Yesterday, Ofqual announced that it would be adjusting the grading standards in GCSE French and German next summer.

This is long overdue as we argued in this blogpost.

But although the proposed adjustment is welcome, does it go far enough?

MFL grading in 2018 compared to English and maths

Ofqual has decided to bring awards at grade 4 and above in French and German in line with Spanish. Whereas French and German have historically been graded more severely at almost all grades, Ofqual argues that this is not the case in Spanish. Furthermore, Ofqual took into account criteria other than grading severity in reaching their decision, for example GCSE and A-Level entry numbers have been increasing in Spanish.

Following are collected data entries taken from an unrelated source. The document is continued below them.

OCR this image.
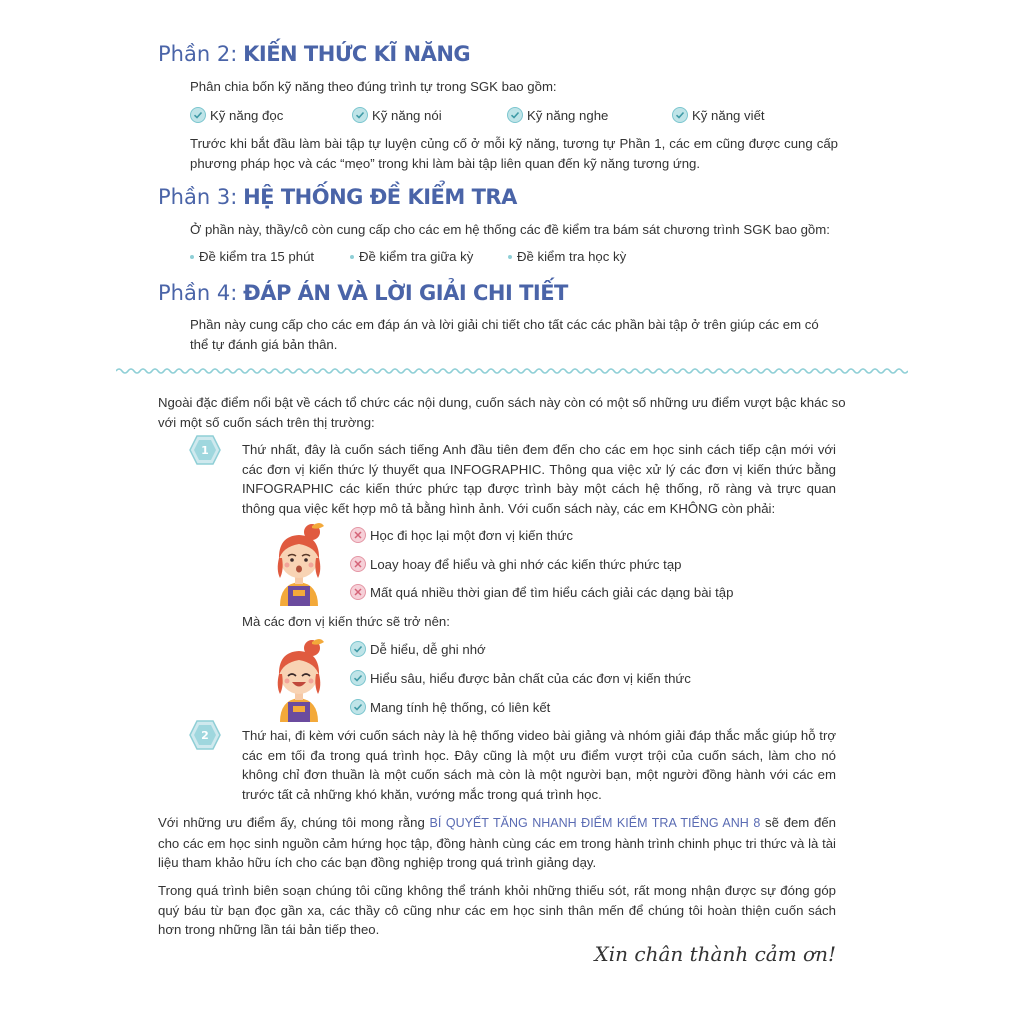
Phần 2: KIẾN THỨC KĨ NĂNG
Phân chia bốn kỹ năng theo đúng trình tự trong SGK bao gồm:
Kỹ năng đọc	Kỹ năng nói	Kỹ năng nghe	Kỹ năng viết
Trước khi bắt đầu làm bài tập tự luyện củng cố ở mỗi kỹ năng, tương tự Phần 1, các em cũng được cung cấp phương pháp học và các “mẹo” trong khi làm bài tập liên quan đến kỹ năng tương ứng.
Phần 3: HỆ THỐNG ĐỀ KIỂM TRA
Ở phần này, thầy/cô còn cung cấp cho các em hệ thống các đề kiểm tra bám sát chương trình SGK bao gồm:
Đề kiểm tra 15 phút	Đề kiểm tra giữa kỳ	Đề kiểm tra học kỳ
Phần 4: ĐÁP ÁN VÀ LỜI GIẢI CHI TIẾT
Phần này cung cấp cho các em đáp án và lời giải chi tiết cho tất các các phần bài tập ở trên giúp các em có thể tự đánh giá bản thân.
Ngoài đặc điểm nổi bật về cách tổ chức các nội dung, cuốn sách này còn có một số những ưu điểm vượt bậc khác so với một số cuốn sách trên thị trường:
1	Thứ nhất, đây là cuốn sách tiếng Anh đầu tiên đem đến cho các em học sinh cách tiếp cận mới với các đơn vị kiến thức lý thuyết qua INFOGRAPHIC. Thông qua việc xử lý các đơn vị kiến thức bằng INFOGRAPHIC các kiến thức phức tạp được trình bày một cách hệ thống, rõ ràng và trực quan thông qua việc kết hợp mô tả bằng hình ảnh. Với cuốn sách này, các em KHÔNG còn phải:
Học đi học lại một đơn vị kiến thức
Loay hoay để hiểu và ghi nhớ các kiến thức phức tạp
Mất quá nhiều thời gian để tìm hiểu cách giải các dạng bài tập
Mà các đơn vị kiến thức sẽ trở nên:
Dễ hiểu, dễ ghi nhớ
Hiểu sâu, hiểu được bản chất của các đơn vị kiến thức
Mang tính hệ thống, có liên kết
2	Thứ hai, đi kèm với cuốn sách này là hệ thống video bài giảng và nhóm giải đáp thắc mắc giúp hỗ trợ các em tối đa trong quá trình học. Đây cũng là một ưu điểm vượt trội của cuốn sách, làm cho nó không chỉ đơn thuần là một cuốn sách mà còn là một người bạn, một người đồng hành với các em trước tất cả những khó khăn, vướng mắc trong quá trình học.
Với những ưu điểm ấy, chúng tôi mong rằng BÍ QUYẾT TĂNG NHANH ĐIỂM KIỂM TRA TIẾNG ANH 8 sẽ đem đến cho các em học sinh nguồn cảm hứng học tập, đồng hành cùng các em trong hành trình chinh phục tri thức và là tài liệu tham khảo hữu ích cho các bạn đồng nghiệp trong quá trình giảng dạy.
Trong quá trình biên soạn chúng tôi cũng không thể tránh khỏi những thiếu sót, rất mong nhận được sự đóng góp quý báu từ bạn đọc gần xa, các thầy cô cũng như các em học sinh thân mến để chúng tôi hoàn thiện cuốn sách hơn trong những lần tái bản tiếp theo.
Xin chân thành cảm ơn!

Ofqual’s analysis of GCSE subject difficulty covers the period 2006 to 2016. I’m going to look at 2018 data for state-funded mainstream schools and compare grades awarded in modern foreign languages with the grades that pupils achieved in English language and maths. This is a simple way of looking at subject difficulty, but English and maths are the two subjects that almost everyone takes and so form a good enough basis for comparison.

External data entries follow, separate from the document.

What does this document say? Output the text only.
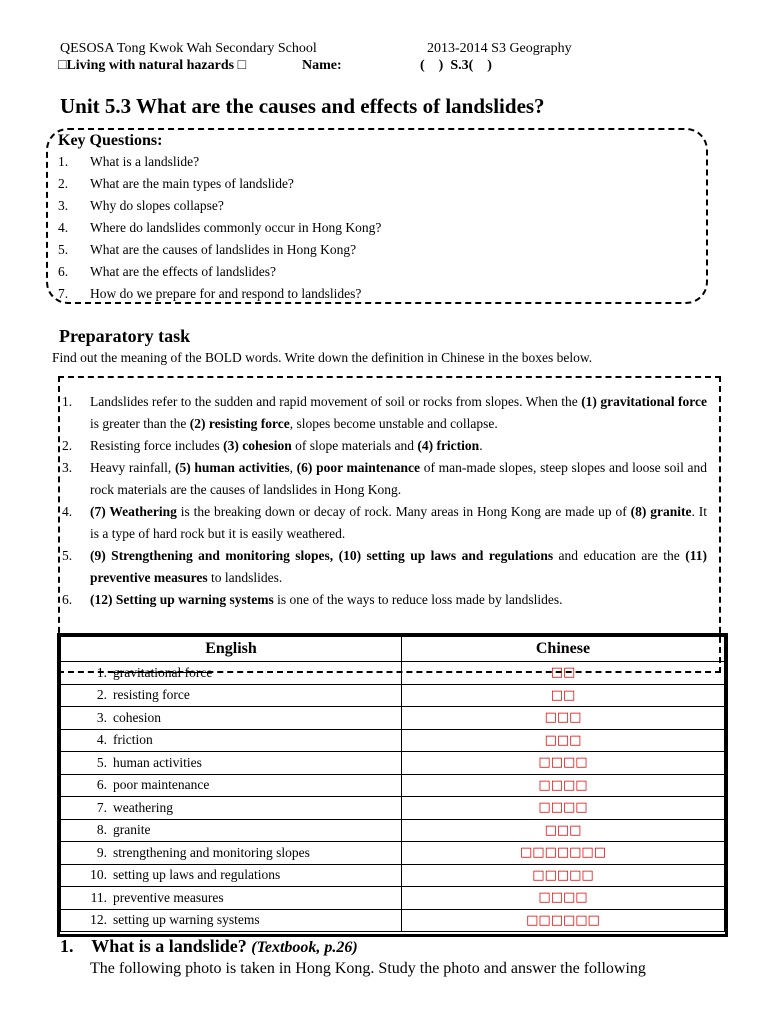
QESOSA Tong Kwok Wah Secondary School	2013-2014 S3 Geography
□Living with natural hazards □	Name:	(    )  S.3(    )
Unit 5.3 What are the causes and effects of landslides?
Key Questions:
1.	What is a landslide?
2.	What are the main types of landslide?
3.	Why do slopes collapse?
4.	Where do landslides commonly occur in Hong Kong?
5.	What are the causes of landslides in Hong Kong?
6.	What are the effects of landslides?
7.	How do we prepare for and respond to landslides?
Preparatory task
Find out the meaning of the BOLD words. Write down the definition in Chinese in the boxes below.
1.	Landslides refer to the sudden and rapid movement of soil or rocks from slopes. When the (1) gravitational force is greater than the (2) resisting force, slopes become unstable and collapse.
2.	Resisting force includes (3) cohesion of slope materials and (4) friction.
3.	Heavy rainfall, (5) human activities, (6) poor maintenance of man-made slopes, steep slopes and loose soil and rock materials are the causes of landslides in Hong Kong.
4.	(7) Weathering is the breaking down or decay of rock. Many areas in Hong Kong are made up of (8) granite. It is a type of hard rock but it is easily weathered.
5.	(9) Strengthening and monitoring slopes, (10) setting up laws and regulations and education are the (11) preventive measures to landslides.
6.	(12) Setting up warning systems is one of the ways to reduce loss made by landslides.
English	Chinese
1. gravitational force	□□
2. resisting force	□□
3. cohesion	□□□
4. friction	□□□
5. human activities	□□□□
6. poor maintenance	□□□□
7. weathering	□□□□
8. granite	□□□
9. strengthening and monitoring slopes	□□□□□□□
10. setting up laws and regulations	□□□□□
11. preventive measures	□□□□
12. setting up warning systems	□□□□□□
1. What is a landslide? (Textbook, p.26)
The following photo is taken in Hong Kong. Study the photo and answer the following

The charts below show grades awarded in each of French, German and Spanish compared to entrants’ grades in English and maths.

Several things leap out.

Firstly, that Spanish awards at grade 9 are in line with English and maths.

Secondly, that the most common, or modal, grade in Spanish is 3.

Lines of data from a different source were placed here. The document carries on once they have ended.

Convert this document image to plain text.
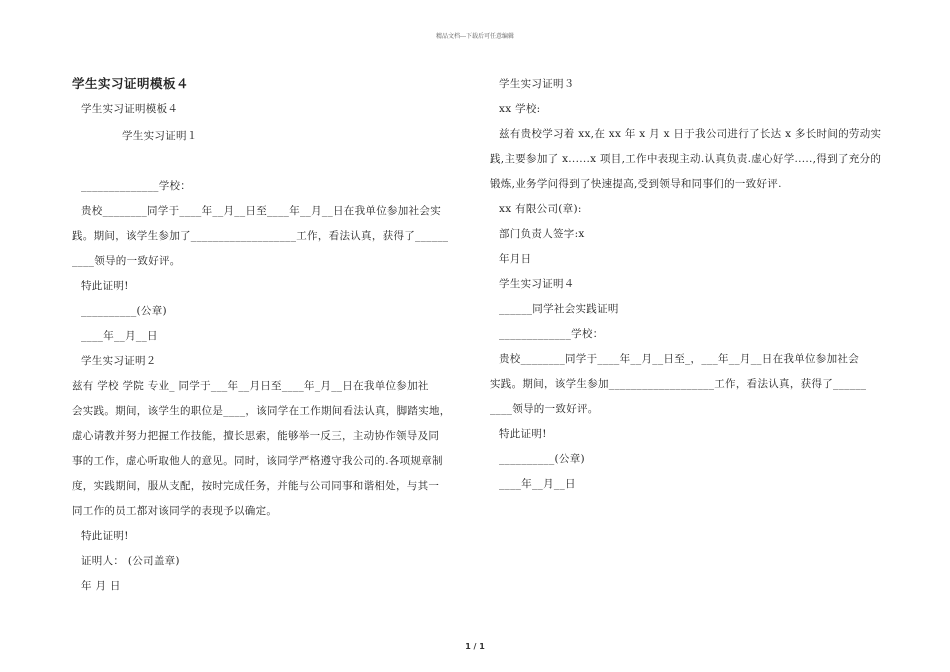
精品文档---下载后可任意编辑
学生实习证明模板４
学生实习证明模板４
学生实习证明１
______________学校：
贵校________同学于____年__月__日至____年__月__日在我单位参加社会实
践。期间，该学生参加了___________________工作，看法认真，获得了______
____领导的一致好评。
特此证明!
__________(公章)
____年__月__日
学生实习证明２
兹有 学校 学院 专业_ 同学于___年__月日至____年_月__日在我单位参加社
会实践。期间，该学生的职位是____，该同学在工作期间看法认真，脚踏实地，
虚心请教并努力把握工作技能，擅长思索，能够举一反三，主动协作领导及同
事的工作，虚心听取他人的意见。同时，该同学严格遵守我公司的.各项规章制
度，实践期间，服从支配，按时完成任务，并能与公司同事和谐相处，与其一
同工作的员工都对该同学的表现予以确定。
特此证明!
证明人： (公司盖章)
年 月 日
学生实习证明３
xx 学校:
兹有贵校学习着 xx,在 xx 年 x 月 x 日于我公司进行了长达 x 多长时间的劳动实
践,主要参加了 x......x 项目,工作中表现主动.认真负责.虚心好学.....,得到了充分的
锻炼,业务学问得到了快速提高,受到领导和同事们的一致好评.
xx 有限公司(章):
部门负责人签字:x
年月日
学生实习证明４
______同学社会实践证明
_____________学校：
贵校________同学于____年__月__日至_，___年__月__日在我单位参加社会
实践。期间，该学生参加___________________工作，看法认真，获得了______
____领导的一致好评。
特此证明!
__________(公章)
____年__月__日
1 / 1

Thirdly, that far more entries are graded below 4 in all three MFL subjects, including Spanish, than in English and maths.

Spanish grading in 2018 compared to geography and history

But perhaps English and maths don’t form an appropriate comparison group given that they take up more curriculum time. What if we looked, as Ofqual does, at geography and history instead, neither of which is graded particularly leniently?

Fewer pupils (68,000) took Spanish and one of these subjects than took Spanish and English or maths (80,000).

But nonetheless, the pattern is familiar. Spanish entries are more likely to be graded 5-2 and less likely to be graded 9-6.

So although the decision by Ofqual to adjust grading standards in French and German is welcome, it perhaps does not go far enough. Bringing them in line with Spanish will still leave MFL more severely graded than other subjects, particularly if Ofqual is only going to consider grades 4 and above. Pupils are more likely to achieve grade 3 or lower in MFL than in English and maths and that applies to Spanish as much as French and German.